In connection with the proposed merger, Standard Pacific plans to file with the SEC a registration statement on Form S-4 that will include a joint proxy statement of Standard Pacific and Ryland that also constitutes a prospectus of the Surviving Corporation. Ryland and Standard Pacific will make the joint proxy statement/prospectus available to their respective stockholders. Investors are urged to read the joint proxy statement/prospectus when it becomes available, because it will contain important information. The registration statement, definitive joint proxy statement/prospectus and other documents filed by Ryland and Standard Pacific with the SEC will be available free of charge at the SEC’s website (www.sec.gov) and from Ryland and Standard Pacific. In addition, security holders will be able to obtain free copies of the Registration Statement and the joint proxy statement/prospectus from Ryland by going to its investor relations page of its corporate website at http://www.ryland.com and from Standard Pacific on its investor relations pages of its corporate website at http://www.standardpacifichomes.com.

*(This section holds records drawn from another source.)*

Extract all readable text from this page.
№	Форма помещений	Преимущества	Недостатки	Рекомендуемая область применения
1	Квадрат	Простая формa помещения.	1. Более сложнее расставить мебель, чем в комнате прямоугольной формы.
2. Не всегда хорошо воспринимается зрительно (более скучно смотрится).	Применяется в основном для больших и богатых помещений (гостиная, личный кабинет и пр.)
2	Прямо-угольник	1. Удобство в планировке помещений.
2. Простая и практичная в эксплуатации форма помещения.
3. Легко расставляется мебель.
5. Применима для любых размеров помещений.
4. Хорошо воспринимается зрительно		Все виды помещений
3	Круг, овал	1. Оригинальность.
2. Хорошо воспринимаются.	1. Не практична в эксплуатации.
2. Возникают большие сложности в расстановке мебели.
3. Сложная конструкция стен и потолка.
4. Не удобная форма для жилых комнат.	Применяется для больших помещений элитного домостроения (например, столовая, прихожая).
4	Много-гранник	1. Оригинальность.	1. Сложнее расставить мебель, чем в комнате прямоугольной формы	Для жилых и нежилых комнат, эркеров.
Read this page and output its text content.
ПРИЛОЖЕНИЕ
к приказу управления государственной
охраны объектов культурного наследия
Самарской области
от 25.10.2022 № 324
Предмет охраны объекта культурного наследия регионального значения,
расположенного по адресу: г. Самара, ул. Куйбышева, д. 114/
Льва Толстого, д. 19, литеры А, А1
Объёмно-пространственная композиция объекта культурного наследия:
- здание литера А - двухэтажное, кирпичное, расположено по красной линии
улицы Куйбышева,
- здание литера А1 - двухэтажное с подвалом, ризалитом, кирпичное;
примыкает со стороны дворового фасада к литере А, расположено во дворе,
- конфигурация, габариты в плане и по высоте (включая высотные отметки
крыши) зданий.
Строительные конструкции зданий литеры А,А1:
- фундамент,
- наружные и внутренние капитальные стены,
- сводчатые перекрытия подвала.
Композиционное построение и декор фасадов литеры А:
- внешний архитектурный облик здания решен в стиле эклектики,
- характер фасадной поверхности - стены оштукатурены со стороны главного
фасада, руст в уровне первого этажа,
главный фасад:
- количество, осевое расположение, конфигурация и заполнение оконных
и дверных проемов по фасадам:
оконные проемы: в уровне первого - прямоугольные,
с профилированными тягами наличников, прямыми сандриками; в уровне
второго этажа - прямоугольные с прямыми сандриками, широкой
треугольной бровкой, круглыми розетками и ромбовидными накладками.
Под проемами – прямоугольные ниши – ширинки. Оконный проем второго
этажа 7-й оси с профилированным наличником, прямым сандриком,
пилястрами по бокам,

PARTICIPANTS IN THE SOLICITATION

Ryland, Standard Pacific, their respective directors, executive officers and employees may be deemed to be participants in the solicitation of proxies from Ryland’s and Standard Pacific’s stockholders in connection with the proposed transaction. Information about the directors and executive officers of Ryland and their ownership of Ryland stock is set forth in Ryland’s annual report on Form 10-K for the fiscal year ended December 31, 2014, which was filed with the SEC on February 25, 2015 and its proxy statement for its 2015 annual meeting of stockholders, which was filed with the SEC on March 13, 2015. Information regarding Standard Pacific’s directors and executive officers is contained in Standard Pacific’s annual report on Form 10-K for the fiscal year ended December 31, 2014, which was filed with the SEC on February 23, 2015, and its proxy statement for its 2015 annual general meeting of stockholders, which was filed with the SEC on April 24, 2015. These documents can be obtained free of charge from the sources indicated above. Certain directors, executive officers and employees of Ryland and Standard Pacific may have direct or indirect interest in the transaction due to securities holdings, vesting of equity awards and rights to severance payments. Additional information regarding the participants in the solicitation of Ryland and Standard Pacific stockholders will be included in the joint proxy statement/prospectus.